Journée mondiale des océans : un patrimoine naturel à protéger et à transmettre

Chaque année, le 8 juin, la Journée mondiale des océans rappelle le rôle fondamental que jouent les mers et les océans dans l'équilibre de la planète. Véritables poumons bleus de la Terre, ils produisent près de la moitié de l'oxygène que nous respirons, absorbent une part importante du dioxyde de carbone émis par les activités humaines et contribuent à réguler le climat mondial. Ils abritent également une biodiversité exceptionnelle dont dépend directement ou indirectement une grande partie de l'humanité. Mais les océans sont aujourd'hui confrontés à de nombreuses pressions : pollution plastique, artificialisation du littoral, surexploitation de certaines ressources halieutiques ou encore effets du réchauffement climatique. La préservation de ces milieux fragiles constitue désormais un enjeu majeur pour les générations futures. Cette protection ne concerne pas uniquement les activités maritimes professionnelles. Sur les côtes françaises, de nombreux usagers participent également à la connaissance et à la préservation des espaces littoraux. C'est notamment le cas des chasseurs pratiquant la chasse maritime, une activité ancestrale étroitement liée aux marais côtiers, aux estuaires et aux zones humides littorales. Des baies de Somme et du Mont-Saint-Michel jusqu'aux rivages atlantiques et méditerranéens, les chasseurs de gibier d'eau contribuent depuis des décennies à l'entretien et à la gestion de nombreux habitats favorables à l'avifaune migratrice.

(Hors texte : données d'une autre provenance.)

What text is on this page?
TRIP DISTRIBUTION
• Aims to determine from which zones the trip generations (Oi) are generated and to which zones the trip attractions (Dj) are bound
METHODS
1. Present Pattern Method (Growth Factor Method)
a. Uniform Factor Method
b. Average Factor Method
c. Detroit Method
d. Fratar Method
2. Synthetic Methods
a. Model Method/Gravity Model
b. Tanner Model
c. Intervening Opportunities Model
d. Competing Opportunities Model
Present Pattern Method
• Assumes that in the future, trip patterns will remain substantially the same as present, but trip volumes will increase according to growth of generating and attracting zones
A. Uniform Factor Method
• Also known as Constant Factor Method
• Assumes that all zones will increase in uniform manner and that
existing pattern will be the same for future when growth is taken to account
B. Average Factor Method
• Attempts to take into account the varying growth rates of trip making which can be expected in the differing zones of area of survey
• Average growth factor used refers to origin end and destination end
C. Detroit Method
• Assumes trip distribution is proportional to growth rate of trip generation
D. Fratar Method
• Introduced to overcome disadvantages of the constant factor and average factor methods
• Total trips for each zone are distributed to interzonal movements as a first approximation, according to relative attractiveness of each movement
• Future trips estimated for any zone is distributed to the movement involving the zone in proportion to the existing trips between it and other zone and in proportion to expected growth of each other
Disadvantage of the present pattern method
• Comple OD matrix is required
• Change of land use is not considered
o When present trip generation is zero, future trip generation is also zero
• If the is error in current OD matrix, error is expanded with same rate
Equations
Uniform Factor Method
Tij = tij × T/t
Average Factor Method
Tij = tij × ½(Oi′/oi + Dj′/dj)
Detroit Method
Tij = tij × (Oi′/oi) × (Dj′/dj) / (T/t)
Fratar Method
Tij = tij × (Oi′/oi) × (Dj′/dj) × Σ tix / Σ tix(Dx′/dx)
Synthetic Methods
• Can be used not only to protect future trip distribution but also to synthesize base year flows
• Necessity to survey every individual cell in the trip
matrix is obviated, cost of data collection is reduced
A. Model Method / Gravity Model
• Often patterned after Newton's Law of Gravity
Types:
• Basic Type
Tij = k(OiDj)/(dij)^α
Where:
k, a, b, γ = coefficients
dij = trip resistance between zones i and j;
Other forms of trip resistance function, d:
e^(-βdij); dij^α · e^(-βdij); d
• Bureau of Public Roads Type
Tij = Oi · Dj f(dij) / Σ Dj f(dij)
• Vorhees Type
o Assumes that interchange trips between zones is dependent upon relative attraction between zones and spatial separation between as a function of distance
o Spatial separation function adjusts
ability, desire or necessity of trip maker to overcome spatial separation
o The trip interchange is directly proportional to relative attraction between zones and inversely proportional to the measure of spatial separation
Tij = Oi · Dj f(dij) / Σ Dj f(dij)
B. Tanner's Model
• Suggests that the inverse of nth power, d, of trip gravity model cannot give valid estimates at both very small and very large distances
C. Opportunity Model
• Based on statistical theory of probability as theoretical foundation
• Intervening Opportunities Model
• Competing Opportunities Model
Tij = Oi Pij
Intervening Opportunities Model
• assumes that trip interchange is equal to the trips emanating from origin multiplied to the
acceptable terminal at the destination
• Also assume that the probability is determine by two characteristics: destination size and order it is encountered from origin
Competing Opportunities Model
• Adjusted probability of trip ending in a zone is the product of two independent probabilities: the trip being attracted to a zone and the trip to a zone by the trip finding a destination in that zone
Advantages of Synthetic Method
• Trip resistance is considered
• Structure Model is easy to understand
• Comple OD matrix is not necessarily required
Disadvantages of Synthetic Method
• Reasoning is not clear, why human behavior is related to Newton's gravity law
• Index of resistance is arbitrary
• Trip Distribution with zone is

Hutteaux, tonnes, gabions et marais aménagés participent souvent au maintien d'espaces naturels riches en biodiversité, fréquentés par une multitude d'espèces d'oiseaux, bien au-delà du seul gibier, et les observations réalisées par les chasseurs alimentent régulièrement les suivis de migration et les programmes de surveillance de certaines populations d'oiseaux d'eau. À l'occasion de cette Journée mondiale des océans, le message demeure universel : protéger les mers, les estuaires et les zones humides littorales revient à préserver un patrimoine naturel irremplaçable. Une responsabilité collective qui associe scientifiques, gestionnaires, pêcheurs, plaisanciers, chasseurs et plus largement tous ceux qui vivent au contact de ces espaces où la terre rencontre la mer.